Saturday, March 3, 2012

Finished what seems like finally

I finished my scarf today. I am so happy about that because it means I can start something new and because it was the most complicated looking scarf I have ever done but really easy. I liked the process of making my first crocheted scarf. It was fun and so quick. Knitting takes so much longer. Anyway, for those of you interested, here are the pics.

Close up
How it would sit on a real person (don't tell her she's not real, he he)
It's so much easier with a mannequin. What a lucky find she was :) Hope your day/night is going well :)

Okay, off to create something else!

*hugs*
Sarah

Friday, March 2, 2012

I can't belive what people throw away

This afternoon I was walking with Andy past a recycle bin at my local shopping centre and in there were four mannequins. I got really excited because I had seen the lady from a shop wheeling them out in a trolley and just thought she was moving them but no, she was throwing them out and so Andy let me keep one, yay! I can now model more than my hats in my Etsy shop. Since she is a new addition in our household, she had to have a name, so and I don't know why, meet Celeste (yes I am insane)!

What a awesome find

I also let my crochet teacher Gabby know that there were three more there if she wanted to come get them and she seemed pretty keen on getting them and also seemed very grateful that I would think of her. So this is great, because if that's my news for the day, it means I am having a good day and I like that very muchly :)

For those of you that are struggling, my heart goes out to you. I hope tomorrow is a better day. Take care all :)

*hugs*
Sarah

Thursday, March 1, 2012

doing okay

Things are pretty settled at the moment and I am glad of that. I really want to try and have a few months at least that are at a normal level, though as I have learnt from past experience, I won't announce that to the world and set myself for failure. I should say instead that I would like to strive for having a few months at least with having a normal mood.

Yesterday was a bit busy in a way. I had a GP appointment with Conrad to start with and I got approved for Australia's dental plan, where the government will fix your teeth if you can prove they've been damaged through a chronic illness. I have cracked my back teeth because of clenching my jaw and jaw tightening/clenching can be an adverse reaction to lithium, which is why I qualify. I am really happy about it because I can now get my cracked teeth fixed and possibly a plate/mouth guard to stop clenching in the night. I can relax it during the day when I notice it but not always.
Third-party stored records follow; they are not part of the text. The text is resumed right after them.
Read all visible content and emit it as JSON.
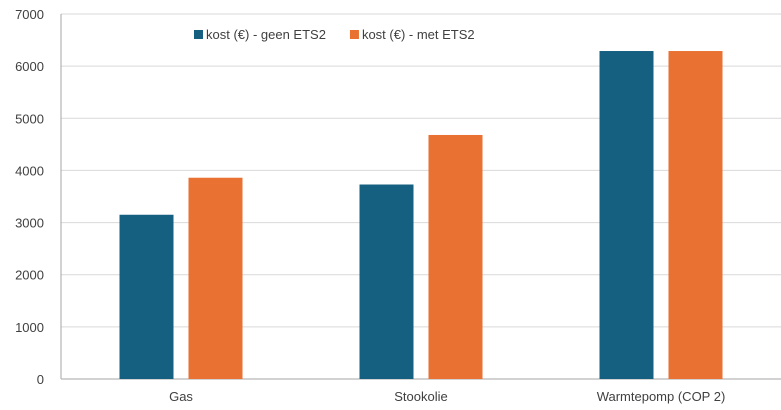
{
  "chart_data": {
    "type": "bar",
    "title": "",
    "xlabel": "",
    "ylabel": "",
    "categories": [
      "Gas",
      "Stookolie",
      "Warmtepomp (COP 2)"
    ],
    "series": [
      {
        "name": "kost (€) - geen ETS2",
        "color": "#155f81",
        "values": [
          3150,
          3730,
          6290
        ]
      },
      {
        "name": "kost (€) - met ETS2",
        "color": "#e97132",
        "values": [
          3860,
          4680,
          6290
        ]
      }
    ],
    "ylim": [
      0,
      7000
    ],
    "yticks": [
      0,
      1000,
      2000,
      3000,
      4000,
      5000,
      6000,
      7000
    ],
    "grid": true,
    "legend_position": "top"
  }
}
After that I had my crochet lesson and I'm doing my first crocheted scarf. It's easy, though to those who don't crochet it must look hard. I know when I looked at the pattern before I started it with Gabby, I found it a bit overwhelming. Gabby is a very good teacher though and so I got it really quick.


The last thing was Sue, my nurse and she was happy with me. Nothing much happened with her, so there's not much to say. I do have DBT today so we'll see how that goes.

There's nothing much else to report. I hope you are all okay. Welcome to my new readers, please feel free to comment if you wish. I hope you like it here.